Another major obstacle to getting things done is the shelf life of the average politician. Imagine a hypothetical, average politician we’ll call Jane Lawmaker. After navigating months and months of media obsessions with a prime time news story about everything she ever said or did, prying into her personal finances, putting up with nasty slander composed primarily of half-baked accusatory fallacies from her opponent, then dishing out her version of the exact same thing, doing her best to appease the party organizers and the rabid ideologues who desperately want to dictate her party’s dogma, she finally got elected. Good for her. Now where is she going to get the roughly $2 million she needs to secure another victory? Better start making time for luncheons, social events to schmoose with donors, and organize fundraisers while coordinating with party bigwigs. There’s no time to waste because the attack ads start in roughly 16 to 18 months, depending on just how competitive her district is seen by pollsters and how much mud her opponents can dig up on her in the meanwhile. If you tell me what someone for whom fundraising and granting donor requests in the form of pork barrels, earmarks, and riders is job one can honestly sit down and focus on long-term accomplishments, forgive me if I express some skepticism. And besides, how many major agendas can someone push through in two years?

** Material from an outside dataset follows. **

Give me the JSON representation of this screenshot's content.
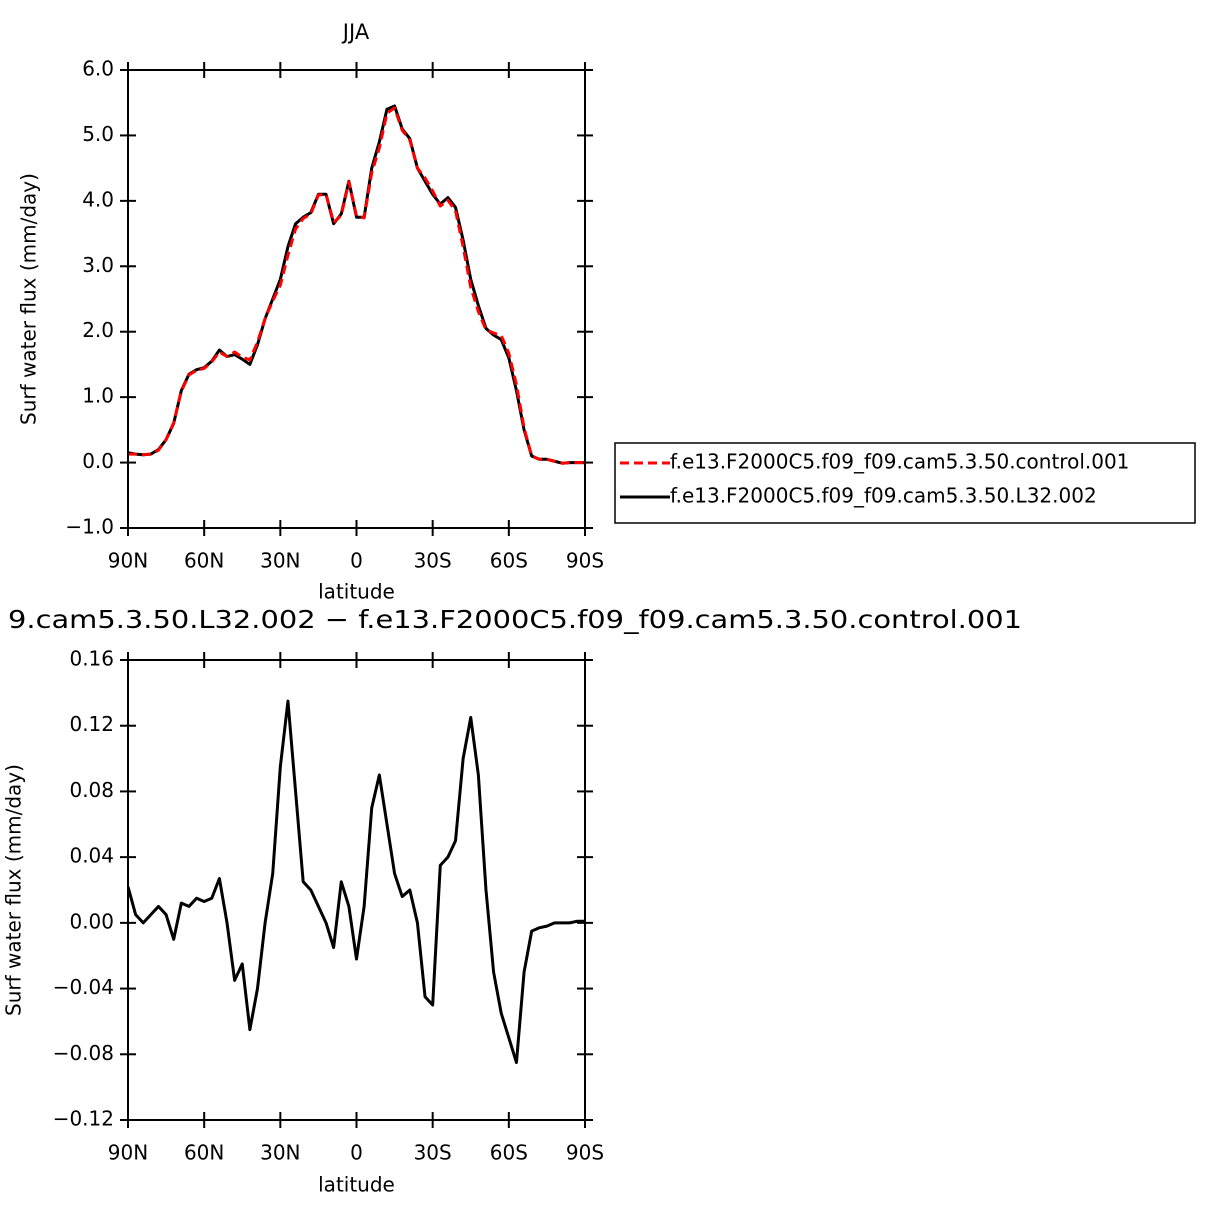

This is where Hitchens comes in with his main argument. Anyone who actually wants to do this job, endure a media crap storm over every single word and every single picture ever taken of him or her, and come another election decides to do it again, is inherently too insane for the post and will by default be unable to affect any major changes on a national scale. And I would partially agree with Hitchens here. I say partially, because we all know that under duress, the government can get things done and get them done quickly. But usually, most of the stimuli and legal edicts tend to lack the necessary follow through on implementation, and only makes it back into the spotlight when something goes very wrong and someone absolutely has to fix it. And the fix is all too often just another bill which is again sent off for implementation with little oversight. So our politicians, the ones that don’t dominate the headlines for saying crazy or ridiculous things on a daily basis, but the ones who make it into office after verbally slathering each other in muck and ad hominems, and with their two, four, or a somewhat more generous six year with biannual upheaval, shelf life, try to navigate the current system we’ve allowed to flourish on Capitol Hill, are just doing the best they can. The real problem is that this system rarely does much more than move paperwork and produce political theater rather than real changes.